Using these three concepts, I was also able to reread the exhibition more critically. Fruitmarket introduces Project Paradise mainly through ecology, landscape, memory, and extraction. This is a useful point of entry, but it also naturally leads to more fundamental questions: which histories are made visible, and which structural or racialised dimensions remain underdeveloped? This was the first time I understood very clearly that the same curatorial work can open into different layers of meaning depending on the theoretical lens through which it is read. From this, I gradually began to understand that curating is not only about displaying material, but also about organising how that material is read.

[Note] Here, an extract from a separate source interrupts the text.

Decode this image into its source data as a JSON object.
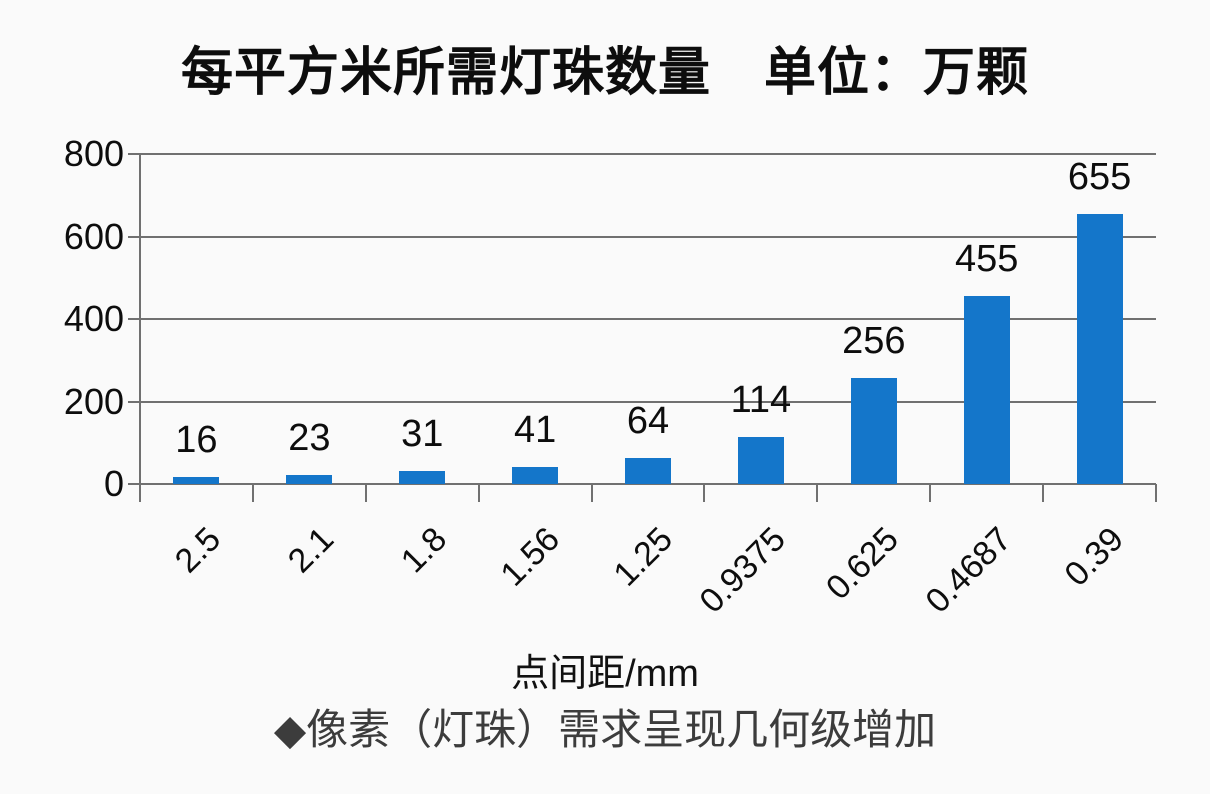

Figure 2. Film still from Sarah Wood, Project Paradise, Fruitmarket, Edinburgh, 2023–24. Source: Fruitmarket website.
Figure 2. Film still from Sarah Wood, Project Paradise, Fruitmarket, Edinburgh, 2023–24. Source: Fruitmarket website.

During the first collective discussion, everyone introduced their own background and areas of strength. I could see that group members had different kinds of experience in installation, editing, communication, and modeling, and many of these were areas in which I am not yet strong. This helped me understand the purpose of the collective. Learning in this course will not develop through theory alone, but also through collaboration. For me, the collective is therefore an excellent site for building practical experience.

References

PAUL J. CRUTZEN, EUGENE F. STOERMER and WILL STEFFEN. “‘The “Anthropocene”’ (2000).” In The Future of Nature, edited by Libby Robin, Sverker Sörlin, and Paul Warde, 483. Yale University Press, 2013.

Fruitmarket Gallery. “Sarah Wood: Project Paradise.” Edinburgh, December 9, 2023–January 21, 2024. https://www.fruitmarket.co.uk/archive/sarah-wood-project-paradise/.

Moore, Jason W. “The Capitalocene, Part I: On the Nature and Origins of Our Ecological Crisis.” The Journal of Peasant Studies (London) 44, no. 3 (May 2017): 594–630. https://doi.org/10.1080/03066150.2016.1235036.
Yusoff, Kathryn. A Billion Black Anthropocenes or None. Minneapolis: University of Minnesota Press, 2018.